Sally has lots of interests, but three rise to the top: dinner, walks, and playing with the ball. As long as she has those three things in place, she lets everything else fall into its proper place. When I think about it, my interests aren’t really all that different from Sally’s, and that’s why I’m following her excellent lead and focusing on getting the basics in place. :)

Sadly, this might have been my last Sally visit for awhile. Her parents have selfishly decided that they’d like to live on the coast with its silly beaches and average winter temps in the 60s. Even more selfishly, they’re taking my dog with them! Okay, so technically, she’s their dog, but still. It’s just not right.

The upside is that they’ll still need a pet-sitter from time to time, and this one travels! :)

Besides Sally-sitting, another stress release was the selection of a yellow paint color for my kitchen and laundry room.
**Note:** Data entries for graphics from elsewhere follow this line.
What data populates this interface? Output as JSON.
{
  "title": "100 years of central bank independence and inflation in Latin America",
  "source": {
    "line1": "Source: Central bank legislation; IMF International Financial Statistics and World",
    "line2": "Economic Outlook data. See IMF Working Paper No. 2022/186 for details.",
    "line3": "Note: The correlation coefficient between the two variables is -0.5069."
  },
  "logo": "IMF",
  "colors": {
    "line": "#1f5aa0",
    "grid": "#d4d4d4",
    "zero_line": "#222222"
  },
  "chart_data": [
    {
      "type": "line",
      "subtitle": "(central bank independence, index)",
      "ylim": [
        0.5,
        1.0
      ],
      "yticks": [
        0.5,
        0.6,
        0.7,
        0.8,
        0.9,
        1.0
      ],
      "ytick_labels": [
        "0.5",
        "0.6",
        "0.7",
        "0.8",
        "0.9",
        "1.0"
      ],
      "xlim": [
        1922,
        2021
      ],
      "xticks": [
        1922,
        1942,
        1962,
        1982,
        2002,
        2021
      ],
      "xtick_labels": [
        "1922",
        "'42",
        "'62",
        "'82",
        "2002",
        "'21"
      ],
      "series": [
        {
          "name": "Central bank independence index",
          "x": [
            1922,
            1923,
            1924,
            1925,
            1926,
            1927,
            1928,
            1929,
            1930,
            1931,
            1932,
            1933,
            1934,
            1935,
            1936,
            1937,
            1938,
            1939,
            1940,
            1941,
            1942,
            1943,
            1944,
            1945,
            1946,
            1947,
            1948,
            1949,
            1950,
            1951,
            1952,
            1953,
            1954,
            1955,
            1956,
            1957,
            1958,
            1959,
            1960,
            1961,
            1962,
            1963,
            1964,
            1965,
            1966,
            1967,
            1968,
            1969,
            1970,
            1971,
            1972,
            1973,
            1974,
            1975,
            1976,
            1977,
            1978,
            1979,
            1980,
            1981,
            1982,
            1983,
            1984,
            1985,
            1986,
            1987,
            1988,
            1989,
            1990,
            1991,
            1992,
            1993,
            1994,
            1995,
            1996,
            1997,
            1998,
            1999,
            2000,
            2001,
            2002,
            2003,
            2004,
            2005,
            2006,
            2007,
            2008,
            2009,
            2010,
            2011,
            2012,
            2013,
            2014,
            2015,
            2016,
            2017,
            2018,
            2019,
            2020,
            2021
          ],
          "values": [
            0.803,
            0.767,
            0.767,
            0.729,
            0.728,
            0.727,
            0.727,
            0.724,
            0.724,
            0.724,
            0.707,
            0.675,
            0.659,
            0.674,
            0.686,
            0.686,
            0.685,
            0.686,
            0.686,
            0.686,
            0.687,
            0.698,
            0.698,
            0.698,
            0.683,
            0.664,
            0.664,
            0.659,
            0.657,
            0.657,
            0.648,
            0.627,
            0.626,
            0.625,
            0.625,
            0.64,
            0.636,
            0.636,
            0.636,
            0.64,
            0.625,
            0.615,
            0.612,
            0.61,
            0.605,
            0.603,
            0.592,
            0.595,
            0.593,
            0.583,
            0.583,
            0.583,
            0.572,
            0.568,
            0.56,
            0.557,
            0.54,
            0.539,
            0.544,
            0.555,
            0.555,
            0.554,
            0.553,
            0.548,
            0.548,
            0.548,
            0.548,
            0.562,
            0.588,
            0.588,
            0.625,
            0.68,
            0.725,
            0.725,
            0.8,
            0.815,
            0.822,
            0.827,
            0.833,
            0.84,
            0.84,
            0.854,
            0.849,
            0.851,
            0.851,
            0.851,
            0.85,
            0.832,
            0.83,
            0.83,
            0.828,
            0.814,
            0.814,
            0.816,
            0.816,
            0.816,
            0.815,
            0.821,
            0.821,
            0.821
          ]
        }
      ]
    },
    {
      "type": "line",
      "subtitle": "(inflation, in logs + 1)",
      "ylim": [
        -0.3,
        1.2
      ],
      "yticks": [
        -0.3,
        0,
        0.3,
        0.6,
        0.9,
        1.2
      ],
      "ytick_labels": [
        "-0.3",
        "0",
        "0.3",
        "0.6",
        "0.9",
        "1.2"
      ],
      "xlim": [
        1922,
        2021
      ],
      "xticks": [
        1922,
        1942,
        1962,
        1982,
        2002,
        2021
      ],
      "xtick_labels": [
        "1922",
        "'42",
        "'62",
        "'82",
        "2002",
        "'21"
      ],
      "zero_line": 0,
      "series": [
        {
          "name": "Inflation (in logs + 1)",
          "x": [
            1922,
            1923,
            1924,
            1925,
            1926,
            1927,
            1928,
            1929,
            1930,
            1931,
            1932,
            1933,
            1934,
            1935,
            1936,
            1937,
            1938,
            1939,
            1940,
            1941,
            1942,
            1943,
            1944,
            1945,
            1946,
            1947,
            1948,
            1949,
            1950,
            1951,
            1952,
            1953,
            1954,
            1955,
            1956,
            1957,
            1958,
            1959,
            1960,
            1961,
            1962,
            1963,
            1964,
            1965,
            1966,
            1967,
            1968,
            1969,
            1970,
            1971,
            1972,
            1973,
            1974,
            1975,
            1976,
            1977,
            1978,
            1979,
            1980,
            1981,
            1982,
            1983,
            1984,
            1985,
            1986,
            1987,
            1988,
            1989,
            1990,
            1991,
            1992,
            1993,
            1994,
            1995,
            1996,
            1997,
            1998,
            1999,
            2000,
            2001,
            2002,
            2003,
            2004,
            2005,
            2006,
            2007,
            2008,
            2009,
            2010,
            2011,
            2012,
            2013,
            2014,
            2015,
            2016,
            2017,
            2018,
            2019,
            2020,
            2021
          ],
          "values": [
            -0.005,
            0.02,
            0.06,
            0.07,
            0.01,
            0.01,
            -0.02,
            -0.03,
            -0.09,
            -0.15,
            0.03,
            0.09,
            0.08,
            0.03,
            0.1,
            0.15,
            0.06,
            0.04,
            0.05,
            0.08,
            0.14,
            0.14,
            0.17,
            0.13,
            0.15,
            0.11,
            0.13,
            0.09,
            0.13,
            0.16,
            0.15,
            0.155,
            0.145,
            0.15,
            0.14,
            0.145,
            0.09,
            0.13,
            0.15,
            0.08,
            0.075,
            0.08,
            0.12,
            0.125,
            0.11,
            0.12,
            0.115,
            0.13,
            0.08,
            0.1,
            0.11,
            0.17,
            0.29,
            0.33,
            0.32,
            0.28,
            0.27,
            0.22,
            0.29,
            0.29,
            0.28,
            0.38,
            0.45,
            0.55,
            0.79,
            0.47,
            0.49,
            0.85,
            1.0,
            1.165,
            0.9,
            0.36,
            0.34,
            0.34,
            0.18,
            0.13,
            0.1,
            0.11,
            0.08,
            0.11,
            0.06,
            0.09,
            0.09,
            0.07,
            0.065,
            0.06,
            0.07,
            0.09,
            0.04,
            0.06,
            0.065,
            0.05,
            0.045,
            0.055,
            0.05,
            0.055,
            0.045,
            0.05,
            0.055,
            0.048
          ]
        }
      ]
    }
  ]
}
I’m not yet ready to call it The Perfect Shade of Yellow. For now it’s just the yellow that’s going on the wall. I’ll know more when it’s actually on the wall.

yellow paint test strips on the wall

I’ll share the final (I hope!) results when the paint is up. It’s one of the colors shown above.

On that note of suspense, I’ll close this out. I’ve got a 4:30 a.m. alarm tomorrow, which means I’m already up too late. I hope you’re having a lovely week!